CONTRACTORS are bracing themselves for a Government clampdown on the amount of cash they make on PFI deals.
The fears took the gloss off a Treasury decision this week to take steps to reduce high bid costs on PFI projects.
The Treasury is introducing new policies to improve the performance of clients during the procurement stage and will demand more detailed plans prior to approaching contractors.
A Treasury spokesman said the new design guidance should be published within the next three months.
The announcement was welcomed by Stephen Ratcliffe, director of the Major Contractors Group.
He said: 'We have been lobbying the Treasury and the big spending departments since the beginning of last year. The announcement that there will be more preliminary design work before projects reach the market is music to our ears.

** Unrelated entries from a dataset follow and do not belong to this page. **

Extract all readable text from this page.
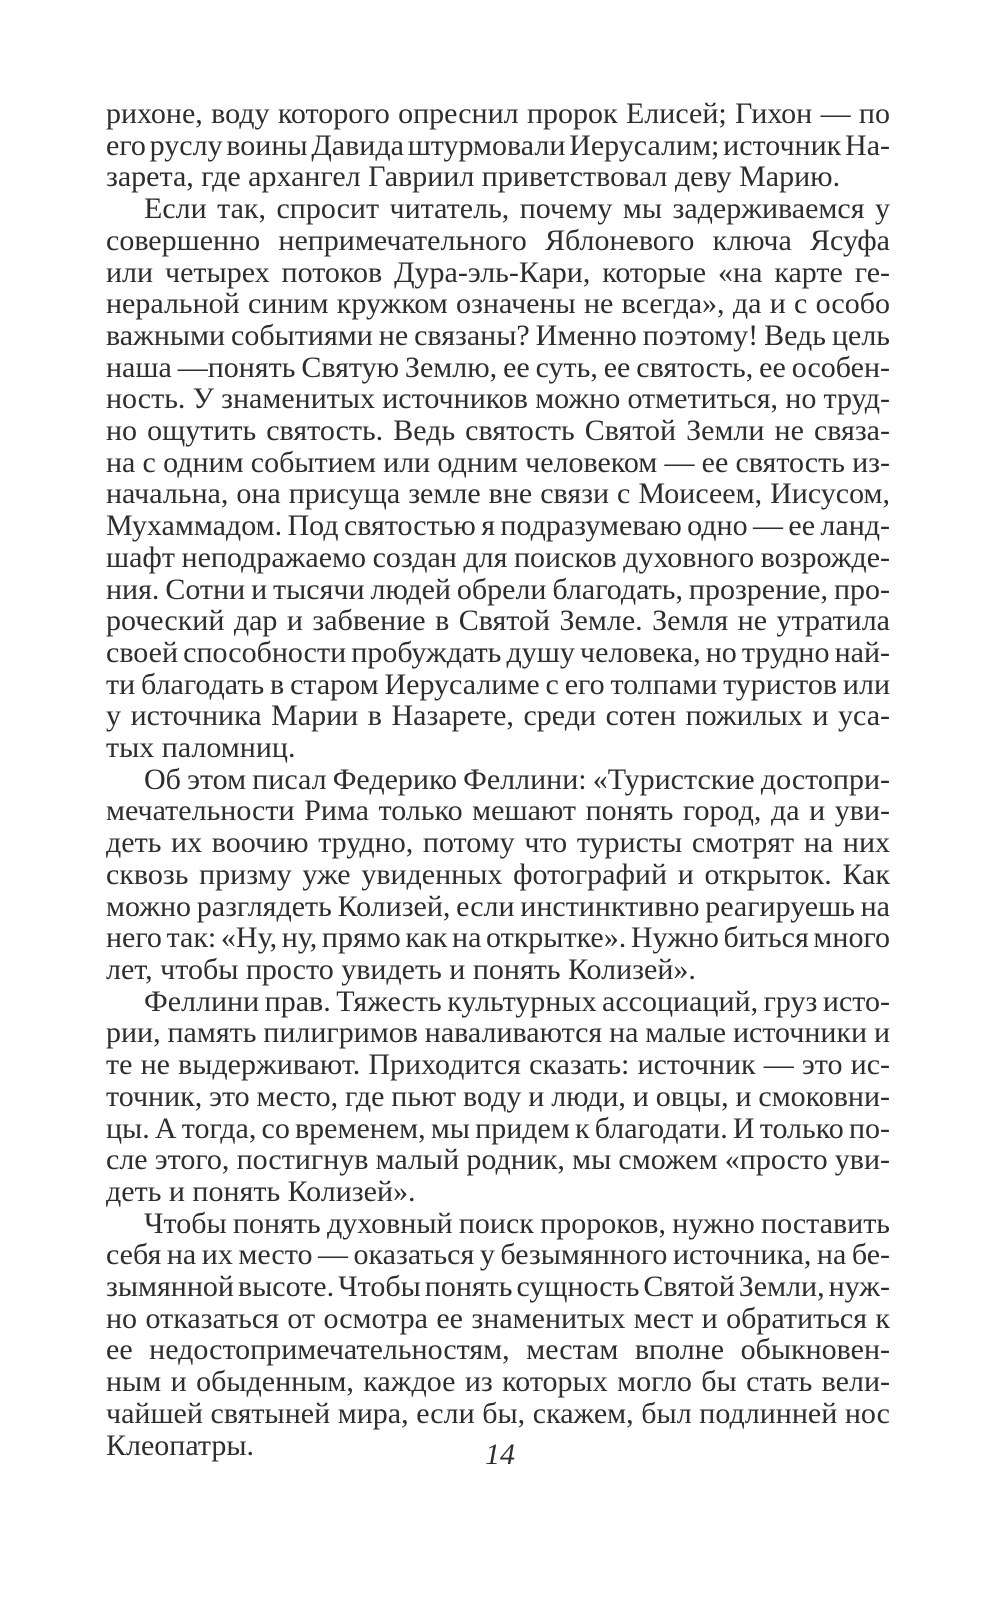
рихоне, воду которого опреснил пророк Елисей; Гихон — по
его руслу воины Давида штурмовали Иерусалим; источник На-
зарета, где архангел Гавриил приветствовал деву Марию.

Если так, спросит читатель, почему мы задерживаемся у
совершенно непримечательного Яблоневого ключа Ясуфа
или четырех потоков Дура-эль-Кари, которые «на карте ге-
неральной синим кружком означены не всегда», да и с особо
важными событиями не связаны? Именно поэтому! Ведь цель
наша —понять Святую Землю, ее суть, ее святость, ее особен-
ность. У знаменитых источников можно отметиться, но труд-
но ощутить святость. Ведь святость Святой Земли не связа-
на с одним событием или одним человеком — ее святость из-
начальна, она присуща земле вне связи с Моисеем, Иисусом,
Мухаммадом. Под святостью я подразумеваю одно — ее ланд-
шафт неподражаемо создан для поисков духовного возрожде-
ния. Сотни и тысячи людей обрели благодать, прозрение, про-
роческий дар и забвение в Святой Земле. Земля не утратила
своей способности пробуждать душу человека, но трудно най-
ти благодать в старом Иерусалиме с его толпами туристов или
у источника Марии в Назарете, среди сотен пожилых и уса-
тых паломниц.

Об этом писал Федерико Феллини: «Туристские достопри-
мечательности Рима только мешают понять город, да и уви-
деть их воочию трудно, потому что туристы смотрят на них
сквозь призму уже увиденных фотографий и открыток. Как
можно разглядеть Колизей, если инстинктивно реагируешь на
него так: «Ну, ну, прямо как на открытке». Нужно биться много
лет, чтобы просто увидеть и понять Колизей».

Феллини прав. Тяжесть культурных ассоциаций, груз исто-
рии, память пилигримов наваливаются на малые источники и
те не выдерживают. Приходится сказать: источник — это ис-
точник, это место, где пьют воду и люди, и овцы, и смоковни-
цы. А тогда, со временем, мы придем к благодати. И только по-
сле этого, постигнув малый родник, мы сможем «просто уви-
деть и понять Колизей».

Чтобы понять духовный поиск пророков, нужно поставить
себя на их место — оказаться у безымянного источника, на бе-
зымянной высоте. Чтобы понять сущность Святой Земли, нуж-
но отказаться от осмотра ее знаменитых мест и обратиться к
ее недостопримечательностям, местам вполне обыкновен-
ным и обыденным, каждое из которых могло бы стать вели-
чайшей святыней мира, если бы, скажем, был подлинней нос
Клеопатры.	14
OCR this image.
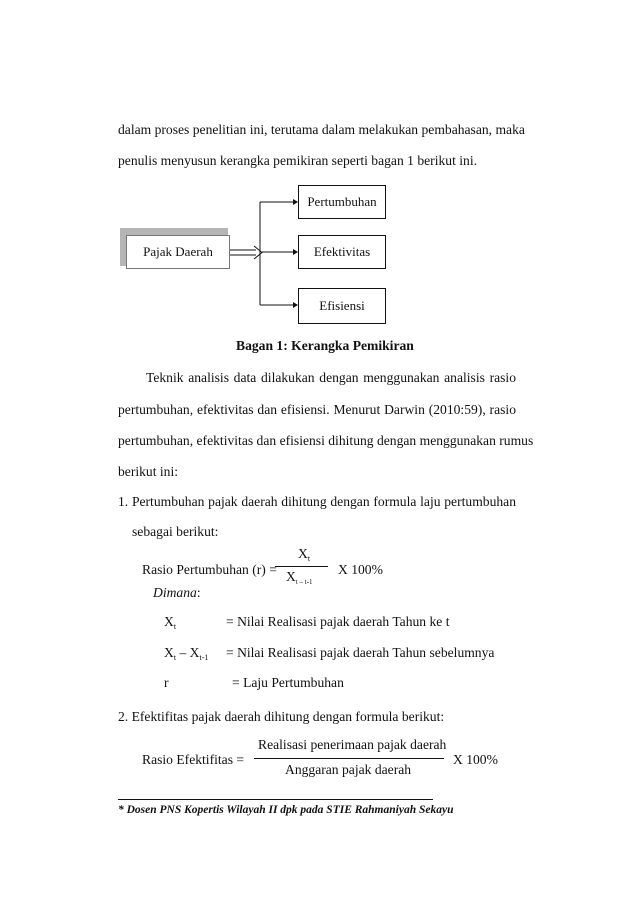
dalam proses penelitian ini, terutama dalam melakukan pembahasan, maka
penulis menyusun kerangka pemikiran seperti bagan 1 berikut ini.
Pajak Daerah
Pertumbuhan
Efektivitas
Efisiensi
Bagan 1: Kerangka Pemikiran
Teknik analisis data dilakukan dengan menggunakan analisis rasio
pertumbuhan, efektivitas dan efisiensi. Menurut Darwin (2010:59), rasio
pertumbuhan, efektivitas dan efisiensi dihitung dengan menggunakan rumus
berikut ini:
1. Pertumbuhan pajak daerah dihitung dengan formula laju pertumbuhan
sebagai berikut:
Rasio Pertumbuhan (r) =
$X_t$
$X_{t - t-1}$
X 100%
Dimana:
$X_t$	= Nilai Realisasi pajak daerah Tahun ke t
$X_t - X_{t-1}$ = Nilai Realisasi pajak daerah Tahun sebelumnya
r	= Laju Pertumbuhan
2. Efektifitas pajak daerah dihitung dengan formula berikut:
Rasio Efektifitas =
Realisasi penerimaan pajak daerah
Anggaran pajak daerah
X 100%
* Dosen PNS Kopertis Wilayah II dpk pada STIE Rahmaniyah Sekayu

'The second piece of good news is that the Treasury will get much tougher with those authorities that don't play ball and fail to make use of the central expertise on offer.
'There is still an issue over PFI in the health sector, which is being reviewed, but health ministers have more to think about at the moment.' But the news was tempered by growing fears that PFI equity returns could soon be under attack.
One contractor warned that the Treasury could be looking at an extra tax or capping.
He said: 'I think there will be some questions asked by the Public Accounts Committee soon and people at the Treasury and contractors are getting twitchy.
'Investors are nervous as the dividend from shares in PFI and the gain on selling stakes to the secondary market could be under attack.
'I think we have a right to the returns as there is a lot of uncertainty in PFI and I know a number of projects that have cost contractors millions and then failed. But even the Treasury has to answer to its political masters and I think it is struggling to justify the cost.' The National Audit Office is due to publish a report into PFI at the end of next month.